The Hijack of Mercy is a powerful work of creative nonfiction that examines one of the most unsettling moral questions of modern history: what happens when law remains intact, but humanity fails?
Set against the backdrop of the 1971 Bangladesh Liberation War one of the twentieth century's gravest humanitarian catastrophes the book follows the life of Jean Ujin Paulquey, a young Frenchman whose conscience leads him to an extraordinary, nonviolent act of intervention. As millions suffer and governments hesitate, Jean chooses consequence over comfort, forcing the world to confront the uneasy boundary between legality and moral responsibility.
Blending historical record, ethical inquiry, and narrative storytelling, Dr. Mohsin Ali reconstructs the personal, political, and philosophical dimensions of an event that saved lives while igniting global debate.
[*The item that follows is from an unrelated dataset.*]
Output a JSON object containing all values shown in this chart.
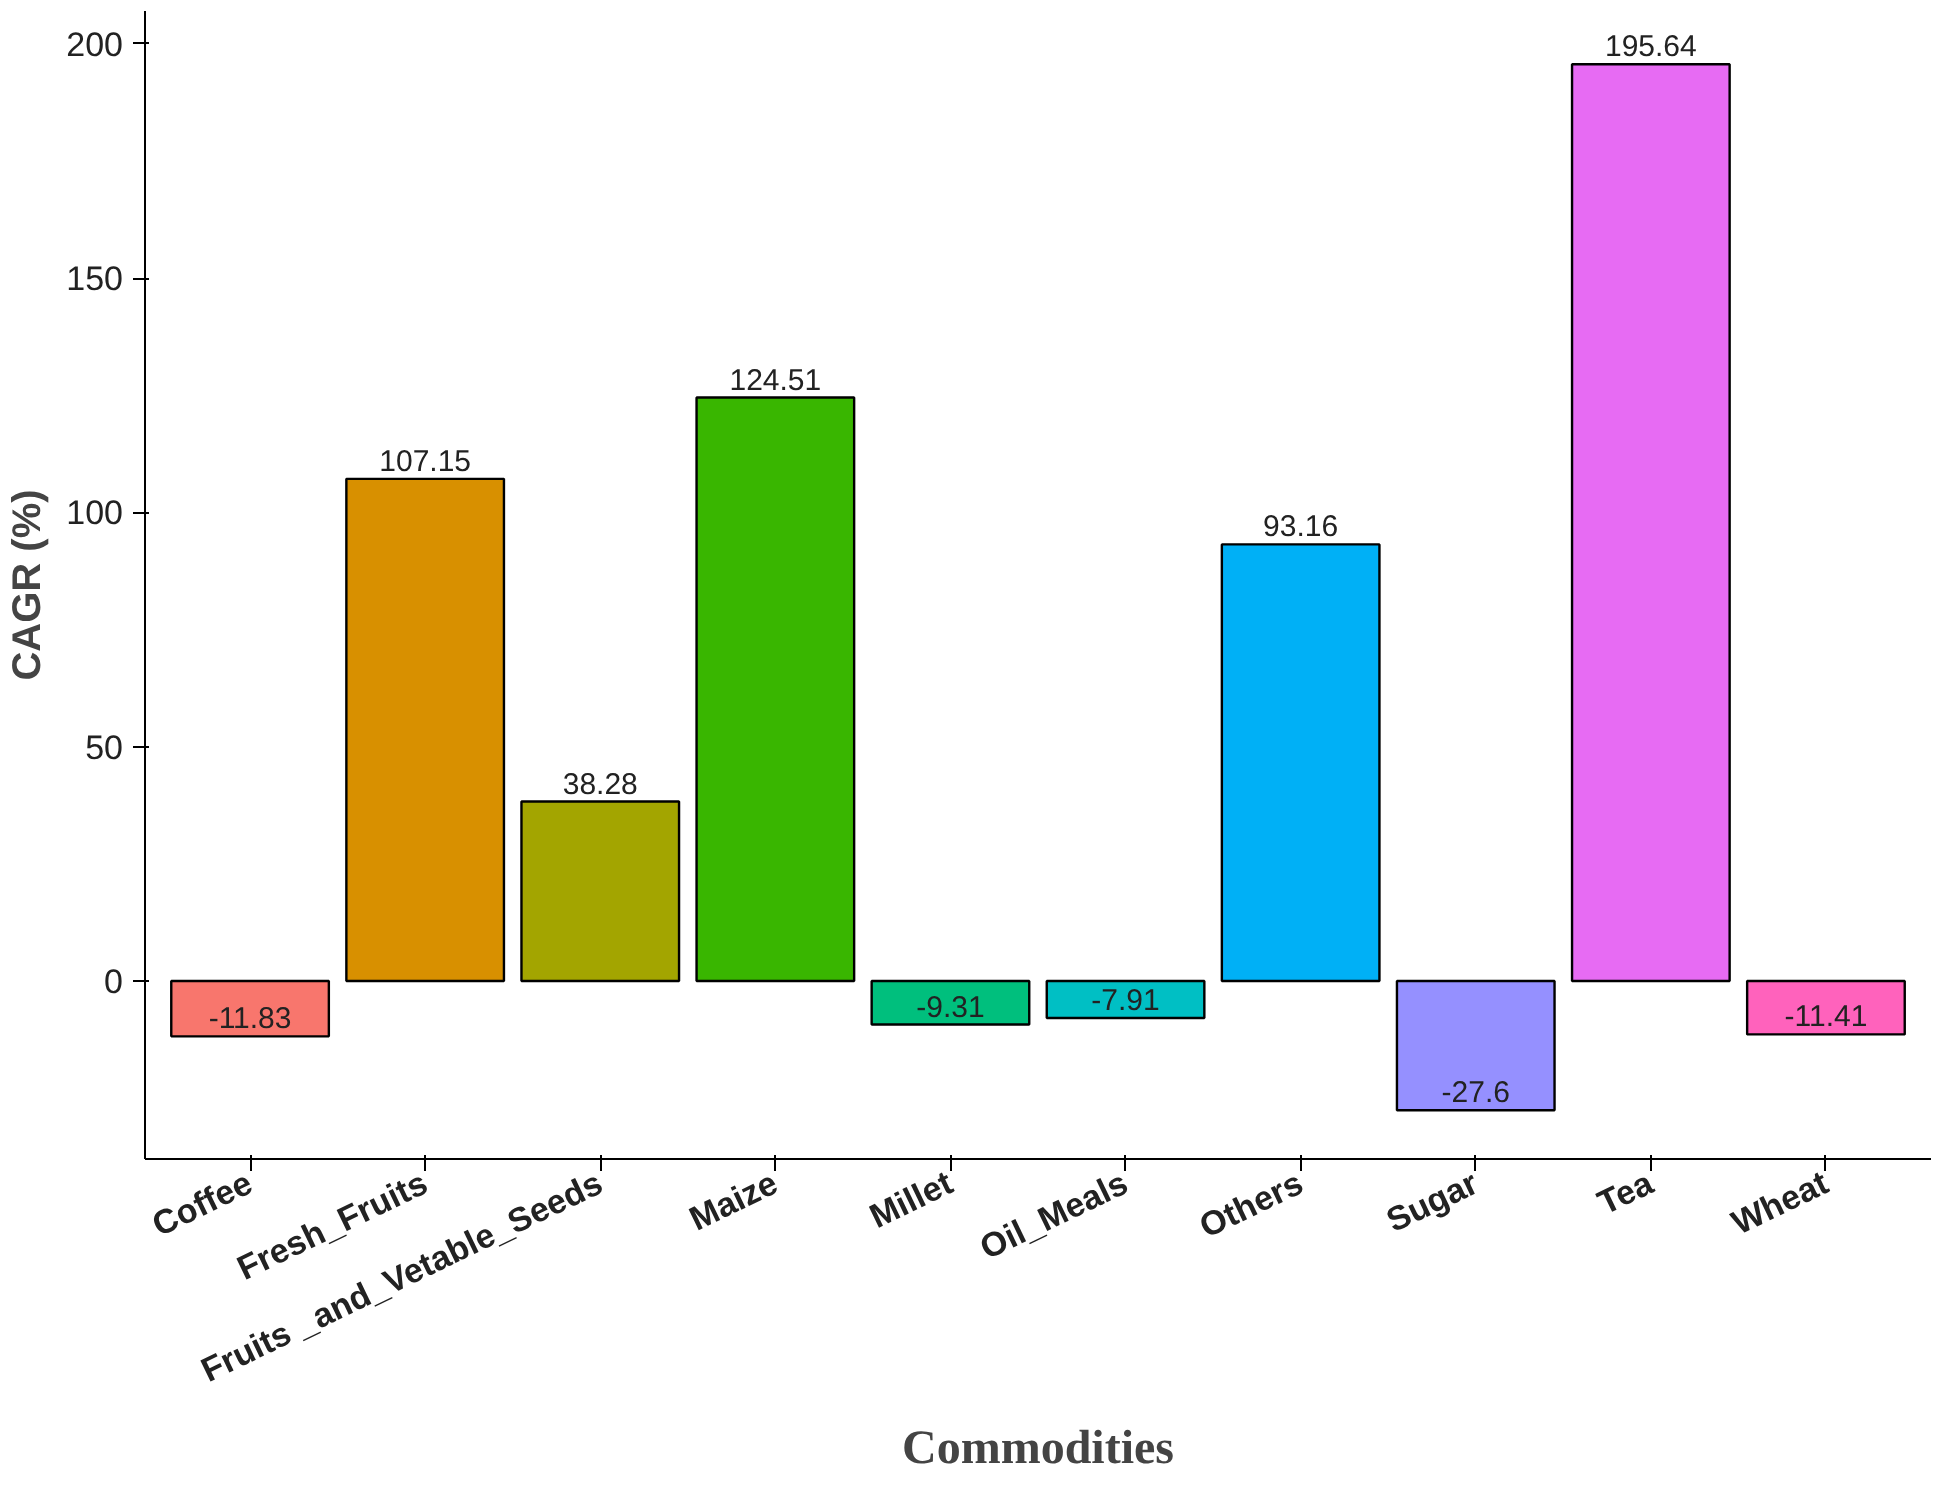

Through layered perspectives passengers, refugees, officials, scholars, and witnesses the book resists simple judgments and instead invites readers into the complexity of moral courage.
Neither a justification of illegality nor a celebration of spectacle, The Hijack of Mercy is a meditation on conscience, restraint, and responsibility in the face of institutional failure. It challenges readers to ask a timeless question: when waiting becomes a form of violence, who bears the duty to act?
This book will resonate deeply with readers of narrative nonfiction, ethics, humanitarian studies, history, and anyone concerned with justice, moral courage, and the human cost of indifference.